Durante los próximos meses vamos a asistir a un forcejeo entre los partidos islamistas y los mismos gobiernos occidentales que apoyaron dictaduras feroces para contenerlas. Si es aventurado decir que el islamismo -ahora «democrático»- vaya a enfrentarse al imperialismo, mucho más absurdo es pretender que es y ha sido siempre un obediente peón imperialista. Los islamistas harán toda clase de concesiones económicas y políticas, pero permanecerá siempre viva la cuestión que garantiza el carácter antiimperialista de unos levantamientos que en su origen no son ni de izquierdas ni de derechas, ni políticos ni islámicos: Palestina. Los gobiernos islamistas que surjan en la región se verán prisioneros de esta doble presión: la de EEUU e Israel y la de los propios pueblos insurgentes, cuyas demandas sociales y económicas insatisfechas son inseparables de su enérgica conciencia anti-sionista.

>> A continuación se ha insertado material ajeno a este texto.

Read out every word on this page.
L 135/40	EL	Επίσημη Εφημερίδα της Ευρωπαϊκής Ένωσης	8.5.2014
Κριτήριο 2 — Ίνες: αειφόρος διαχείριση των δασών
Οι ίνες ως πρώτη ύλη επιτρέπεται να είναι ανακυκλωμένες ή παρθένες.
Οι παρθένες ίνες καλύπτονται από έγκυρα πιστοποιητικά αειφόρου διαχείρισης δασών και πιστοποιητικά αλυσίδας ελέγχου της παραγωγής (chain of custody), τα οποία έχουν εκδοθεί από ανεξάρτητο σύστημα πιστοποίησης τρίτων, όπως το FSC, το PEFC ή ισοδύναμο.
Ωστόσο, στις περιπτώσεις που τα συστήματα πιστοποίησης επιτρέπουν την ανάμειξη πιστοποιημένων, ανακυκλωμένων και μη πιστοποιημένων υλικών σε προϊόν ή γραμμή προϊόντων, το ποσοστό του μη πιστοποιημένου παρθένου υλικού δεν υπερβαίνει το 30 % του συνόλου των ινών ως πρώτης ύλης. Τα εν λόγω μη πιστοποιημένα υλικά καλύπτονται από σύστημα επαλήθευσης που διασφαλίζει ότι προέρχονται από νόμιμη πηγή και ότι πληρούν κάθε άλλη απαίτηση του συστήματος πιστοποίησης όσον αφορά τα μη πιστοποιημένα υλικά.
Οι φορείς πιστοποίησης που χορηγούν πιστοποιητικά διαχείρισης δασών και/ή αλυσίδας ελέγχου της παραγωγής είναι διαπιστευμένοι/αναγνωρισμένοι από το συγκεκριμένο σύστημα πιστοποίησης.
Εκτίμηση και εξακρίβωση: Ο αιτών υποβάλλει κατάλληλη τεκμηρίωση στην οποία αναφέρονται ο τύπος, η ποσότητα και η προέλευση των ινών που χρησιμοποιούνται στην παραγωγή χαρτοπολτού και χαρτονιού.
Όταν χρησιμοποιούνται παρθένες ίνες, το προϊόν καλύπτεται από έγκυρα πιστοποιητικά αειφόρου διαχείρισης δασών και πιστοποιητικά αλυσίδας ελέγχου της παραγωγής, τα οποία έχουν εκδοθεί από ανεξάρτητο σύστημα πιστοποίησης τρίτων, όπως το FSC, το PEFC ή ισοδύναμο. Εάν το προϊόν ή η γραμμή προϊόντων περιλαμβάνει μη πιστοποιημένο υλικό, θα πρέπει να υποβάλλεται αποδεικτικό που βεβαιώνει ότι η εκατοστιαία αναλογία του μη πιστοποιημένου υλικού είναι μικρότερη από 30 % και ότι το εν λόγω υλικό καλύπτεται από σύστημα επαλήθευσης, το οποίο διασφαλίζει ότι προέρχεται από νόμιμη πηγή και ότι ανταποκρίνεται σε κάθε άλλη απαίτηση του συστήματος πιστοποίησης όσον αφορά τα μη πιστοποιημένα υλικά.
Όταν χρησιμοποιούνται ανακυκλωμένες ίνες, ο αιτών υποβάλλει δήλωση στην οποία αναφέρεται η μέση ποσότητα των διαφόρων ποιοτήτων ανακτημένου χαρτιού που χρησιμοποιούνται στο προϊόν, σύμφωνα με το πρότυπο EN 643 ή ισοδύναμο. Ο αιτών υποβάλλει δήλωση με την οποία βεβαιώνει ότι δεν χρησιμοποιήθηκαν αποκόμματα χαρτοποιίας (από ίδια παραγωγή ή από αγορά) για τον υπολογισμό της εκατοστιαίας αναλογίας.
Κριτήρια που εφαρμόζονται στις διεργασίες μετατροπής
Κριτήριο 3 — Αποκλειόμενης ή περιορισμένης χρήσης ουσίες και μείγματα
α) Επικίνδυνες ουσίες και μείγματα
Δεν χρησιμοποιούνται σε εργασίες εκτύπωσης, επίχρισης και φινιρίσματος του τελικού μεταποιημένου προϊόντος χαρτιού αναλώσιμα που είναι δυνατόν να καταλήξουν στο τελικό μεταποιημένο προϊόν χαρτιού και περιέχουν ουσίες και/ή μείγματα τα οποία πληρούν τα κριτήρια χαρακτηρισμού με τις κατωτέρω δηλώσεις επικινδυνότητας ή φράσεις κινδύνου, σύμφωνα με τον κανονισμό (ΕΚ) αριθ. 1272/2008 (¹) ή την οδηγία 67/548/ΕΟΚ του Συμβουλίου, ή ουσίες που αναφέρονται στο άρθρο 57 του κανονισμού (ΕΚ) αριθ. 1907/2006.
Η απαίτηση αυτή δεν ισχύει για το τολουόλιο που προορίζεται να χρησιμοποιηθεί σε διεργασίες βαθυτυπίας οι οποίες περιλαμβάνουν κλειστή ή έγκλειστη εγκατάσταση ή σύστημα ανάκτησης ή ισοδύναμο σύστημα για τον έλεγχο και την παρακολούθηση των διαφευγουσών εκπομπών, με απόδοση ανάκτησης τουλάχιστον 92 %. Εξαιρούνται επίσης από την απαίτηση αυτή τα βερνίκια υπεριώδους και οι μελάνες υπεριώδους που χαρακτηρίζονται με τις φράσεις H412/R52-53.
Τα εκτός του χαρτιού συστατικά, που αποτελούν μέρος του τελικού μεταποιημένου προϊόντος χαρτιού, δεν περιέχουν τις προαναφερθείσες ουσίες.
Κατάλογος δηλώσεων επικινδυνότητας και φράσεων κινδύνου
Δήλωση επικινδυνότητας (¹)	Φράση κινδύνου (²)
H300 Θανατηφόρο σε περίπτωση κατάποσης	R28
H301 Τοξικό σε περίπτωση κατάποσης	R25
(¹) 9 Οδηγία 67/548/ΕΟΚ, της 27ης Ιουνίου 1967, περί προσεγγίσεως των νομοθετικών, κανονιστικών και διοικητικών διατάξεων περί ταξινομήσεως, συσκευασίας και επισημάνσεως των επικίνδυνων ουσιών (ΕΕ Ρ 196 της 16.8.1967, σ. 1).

En este sentido, habrá que estar muy pendientes de las nuevas subpotencias regionales que asoman la cabeza en Oriente Próximo y en el Golfo y que buscan gestionar en su favor la Primavera Árabe al mismo tiempo que contener el contagioso descontento de sus poblaciones. Enfrentados entre sí, el Golfo Árabe e Irán verán muy probablemente activarse protestas y movilizaciones populares. De hecho, dos de los levantamientos más importantes y más olvidados se han producido en Yemen y Bahrein, y Arabia Saudí, Kuwait y los Emiratos ya han sentido sus vibraciones y tendrán que afrontar en los próximos meses demandas crecientes de democracia popular. El enfrentamiento entre el Golfo Árabe e Irán -de acuerdo sólo en acabar con las revoluciones árabes- llevará a un creciente conflicto, inducido y alimentado de manera interesada, entre suníes y chíies. Torcer las demandas democráticas hacia enfrentamientos religiosos, sectarios y civiles formará parte de las estrategias destructivas instrumentalizadas por las dictaduras locales y por las potencias occidentales contra la Primavera Árabe.

Una última cosa está clara: los pueblos árabes, tras décadas de petrificación, han desencadenado una enorme revolución democrática, poniendo en dificultad con ello a todas las fuerzas en conflicto, de derechas y de izquierdas. En eso están de acuerdo todos: la democracia en esta zona del mundo no sólo es incómoda sino directamente desestabilizadora. Puede tener efectos incluso apocalípticos. El dilema es angustioso. Ya no se puede volver atrás, pero no se puede permitir de ninguna manera que los árabes decidan su propio destino. Según el país y el escenario, una combinación de pequeñas concesiones, discretas conspiraciones y duras intervenciones tratarán de salvar el mundo de estos árabes bárbaros y sus demandas absurdas, fuente una vez más de todas las amenazas. En eso coinciden los estrategas del Pentá- gono y los líderes de la izquierda mundial.